Das ist ein zweischneidiges Schwert. Wenn Sie zu Hause sind, stehen jeder Minute der Niedlichkeit Ihrer Kinder zwei Minuten der Verärgerung gegenüber. Wenn Sie weg sind, wird jede Minute kinderloser Freiheit und Entspannung durch zwei Minuten der Sorge um ihr Wohlergehen und der Schuldgefühle, weil Sie nicht bei ihnen sind, ausgeglichen.

Das liegt zum Teil daran, dass Sie, egal wie sehr Sie Ihrer Mutter, Ihrer Schwägerin, Ihrem Kindermädchen oder dem billigsten Highschool-Schüler vertrauen, halbwegs damit einverstanden sind, im Haus zu sein, während Ihre Kinder schlafen, niemand erzieht Ihre Kinder so, wie Sie Ihre Kinder erziehen. Wenn Sie also nicht da sind, fragen Sie sich unweigerlich, ob sie Ihren Ansprüchen gerecht werden. Und man kann nicht umhin, sich Sorgen zu machen, dass sie es nicht nur falsch machen, sondern sogar gefährlich falsch. Und dass einmal etwas passiert, wenn man nicht da ist? Das geht Ihnen jedes Mal durch den Kopf, wenn Sie fliehen.

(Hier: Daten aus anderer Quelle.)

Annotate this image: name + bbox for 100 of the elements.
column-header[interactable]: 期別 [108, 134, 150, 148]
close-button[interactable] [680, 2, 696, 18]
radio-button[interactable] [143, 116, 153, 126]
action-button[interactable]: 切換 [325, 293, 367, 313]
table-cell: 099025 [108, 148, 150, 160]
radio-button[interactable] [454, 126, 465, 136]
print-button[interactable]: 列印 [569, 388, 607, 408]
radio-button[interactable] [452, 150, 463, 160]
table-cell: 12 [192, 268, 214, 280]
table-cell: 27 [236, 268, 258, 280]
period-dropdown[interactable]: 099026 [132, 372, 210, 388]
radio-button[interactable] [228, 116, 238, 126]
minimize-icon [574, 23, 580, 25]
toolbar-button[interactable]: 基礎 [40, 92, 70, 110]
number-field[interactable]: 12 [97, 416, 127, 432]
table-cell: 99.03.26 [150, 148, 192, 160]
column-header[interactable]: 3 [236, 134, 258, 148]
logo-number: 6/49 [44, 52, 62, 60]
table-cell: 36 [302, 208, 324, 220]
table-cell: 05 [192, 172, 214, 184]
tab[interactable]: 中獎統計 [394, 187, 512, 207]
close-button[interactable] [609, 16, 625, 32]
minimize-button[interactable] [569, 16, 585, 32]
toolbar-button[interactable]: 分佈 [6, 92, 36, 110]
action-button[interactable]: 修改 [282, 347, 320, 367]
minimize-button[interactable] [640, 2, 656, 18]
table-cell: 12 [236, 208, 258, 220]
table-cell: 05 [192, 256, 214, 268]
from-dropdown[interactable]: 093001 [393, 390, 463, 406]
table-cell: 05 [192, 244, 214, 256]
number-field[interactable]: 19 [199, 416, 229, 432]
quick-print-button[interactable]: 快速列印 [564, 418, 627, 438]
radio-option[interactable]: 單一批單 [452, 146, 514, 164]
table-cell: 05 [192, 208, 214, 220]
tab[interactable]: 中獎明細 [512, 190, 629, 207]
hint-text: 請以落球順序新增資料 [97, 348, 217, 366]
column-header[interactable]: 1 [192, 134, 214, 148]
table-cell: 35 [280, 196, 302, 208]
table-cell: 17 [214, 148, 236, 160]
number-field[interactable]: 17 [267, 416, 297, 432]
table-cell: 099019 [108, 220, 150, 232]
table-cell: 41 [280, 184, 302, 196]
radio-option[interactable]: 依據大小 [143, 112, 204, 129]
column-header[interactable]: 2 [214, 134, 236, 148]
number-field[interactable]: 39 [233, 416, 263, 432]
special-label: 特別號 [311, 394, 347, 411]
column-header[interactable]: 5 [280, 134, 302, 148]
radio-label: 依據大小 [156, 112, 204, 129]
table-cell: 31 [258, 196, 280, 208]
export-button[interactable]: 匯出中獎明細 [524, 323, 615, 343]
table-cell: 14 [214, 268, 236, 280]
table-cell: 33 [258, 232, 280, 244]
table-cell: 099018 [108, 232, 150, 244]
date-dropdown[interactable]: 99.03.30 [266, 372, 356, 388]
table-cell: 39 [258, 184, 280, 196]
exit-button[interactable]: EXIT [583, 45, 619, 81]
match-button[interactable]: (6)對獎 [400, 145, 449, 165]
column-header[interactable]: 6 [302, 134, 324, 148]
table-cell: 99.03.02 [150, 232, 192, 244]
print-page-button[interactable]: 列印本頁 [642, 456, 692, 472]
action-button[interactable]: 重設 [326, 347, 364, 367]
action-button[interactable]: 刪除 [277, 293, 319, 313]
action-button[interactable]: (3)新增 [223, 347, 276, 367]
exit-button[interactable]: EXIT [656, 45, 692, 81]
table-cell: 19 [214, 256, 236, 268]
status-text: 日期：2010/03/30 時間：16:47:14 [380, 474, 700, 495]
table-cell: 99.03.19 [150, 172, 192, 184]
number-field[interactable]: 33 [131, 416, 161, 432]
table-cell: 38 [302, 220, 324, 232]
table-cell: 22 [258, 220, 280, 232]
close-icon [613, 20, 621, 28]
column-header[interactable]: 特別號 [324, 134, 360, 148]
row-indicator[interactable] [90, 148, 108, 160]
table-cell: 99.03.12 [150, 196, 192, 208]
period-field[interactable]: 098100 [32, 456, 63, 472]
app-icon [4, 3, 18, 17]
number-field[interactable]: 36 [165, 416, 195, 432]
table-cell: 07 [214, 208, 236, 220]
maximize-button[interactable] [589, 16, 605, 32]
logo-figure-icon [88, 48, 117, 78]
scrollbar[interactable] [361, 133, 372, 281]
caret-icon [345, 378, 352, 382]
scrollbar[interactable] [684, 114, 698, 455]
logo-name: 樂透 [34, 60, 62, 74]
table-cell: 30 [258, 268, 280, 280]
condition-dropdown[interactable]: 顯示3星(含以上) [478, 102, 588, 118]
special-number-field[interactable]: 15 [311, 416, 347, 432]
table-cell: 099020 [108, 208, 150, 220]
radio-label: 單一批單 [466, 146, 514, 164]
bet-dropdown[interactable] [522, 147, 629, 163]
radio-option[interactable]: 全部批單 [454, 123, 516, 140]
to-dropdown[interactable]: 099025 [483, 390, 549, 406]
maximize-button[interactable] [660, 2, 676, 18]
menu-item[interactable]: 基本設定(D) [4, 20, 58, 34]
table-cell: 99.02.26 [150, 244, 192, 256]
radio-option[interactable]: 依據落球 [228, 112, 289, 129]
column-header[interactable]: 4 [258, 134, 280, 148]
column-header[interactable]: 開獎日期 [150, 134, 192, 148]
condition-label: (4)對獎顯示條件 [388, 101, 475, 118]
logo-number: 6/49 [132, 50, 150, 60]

Sie sind nie frei von Ihren Kindern, selbst wenn Sie es sind. Wenn ich meine Eltern besuche, warten sie nachts immer noch darauf, dass ich nach Hause komme. Ich bin 40. Es ist die Qual und Ekstase der Elternschaft, und sie vergeht nie. Kein Wunder, dass wir alle so dringend eine Pause brauchen!